In this work, we successfully developed and validated FA-UNet, a novel hybrid deep learning architecture for the accurate and efficient segmentation of ischemic stroke lesions. Our model innovatively combines a U-Net backbone with a computationally efficient FasterNet block at its bottleneck and adaptive MSAGs on its skip connections. This design effectively addresses the core challenges in ischemic stroke segmentation, including lesion heterogeneity, low image contrast, and computational demands. Comprehensive evaluations on an independent, private test set demonstrated that FA-UNet outperforms several state-of-the-art architectures, achieving a Dice coefficient of 0.8676 and an IoU of 0.7584. Critically, our model achieves this superior accuracy while maintaining the high computational efficiency necessary for practical deployment in clinical settings. Ablation studies and Grad-CAM visualizations further validated the positive contribution and interpretability of our proposed architectural components. In conclusion, FA-UNet establishes a new benchmark by successfully resolving the critical trade-off between accuracy and efficiency, offering a robust, reliable, and clinically viable tool that can enhance the diagnostic workflow for acute ischemic stroke and ultimately facilitate more timely and effective patient care.

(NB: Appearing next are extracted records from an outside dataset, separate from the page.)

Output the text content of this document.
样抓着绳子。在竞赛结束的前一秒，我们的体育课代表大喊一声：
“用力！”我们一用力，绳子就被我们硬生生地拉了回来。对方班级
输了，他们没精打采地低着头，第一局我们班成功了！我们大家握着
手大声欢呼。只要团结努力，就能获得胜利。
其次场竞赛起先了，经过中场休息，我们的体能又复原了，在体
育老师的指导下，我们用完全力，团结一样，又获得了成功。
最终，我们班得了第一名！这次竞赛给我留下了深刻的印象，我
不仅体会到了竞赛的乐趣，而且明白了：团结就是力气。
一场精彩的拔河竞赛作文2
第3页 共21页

Availability of Data and Materials

The ISLES 2022 dataset used for training and validation in this study is publicly available through the official challenge website (https://www.isles-challenge.org/). The private test dataset generated and analyzed during the current study is not publicly available due to patient privacy and ethical restrictions but may be made available from the corresponding author upon reasonable request.

Author Contributions

IP: Conceptualization, Methodology, Software, Formal Analysis, Investigation, Validation, Visualization, Project Administration, Funding Acquisition, Supervision, Writing—Original Draft, Writing—Review & Editing. AA: Conceptualization, Supervision, Writing—Original Draft, Writing—Review & Editing. BB: Data Curation, Investigation, Resources, Writing—Review & Editing. SI: Data Curation, Investigation, Resources, Writing—Review & Editing. All authors have read and approved the final manuscript. All authors have participated sufficiently in the work and agreed to be accountable for all aspects of the work.

Ethics Approval and Consent to Participate

Not applicable.

Acknowledgment

Experimental computations were carried out on the computing units at Igdir University’s Artificial Intelligence and Big Data Application and Research Center.

Funding

This work was supported by the grant provided by Türkiye Sağlık Enstitüleri Başkanlığı (TÜSEB) under the ‘2023-C1-YZ’ call and Project No: 33934. We would like to thank TUSEB for their financial support and scientific contributions.

Conflict of Interest

The authors declare no conflict of interest.

Declaration of AI and AI-Assisted Technologies in the Writing Process

During the preparation of this work, the authors used AI-assisted technologies for language enhancement and proofreading. After using these tools, the authors reviewed and edited the content as needed and take full responsibility for the content of the publication.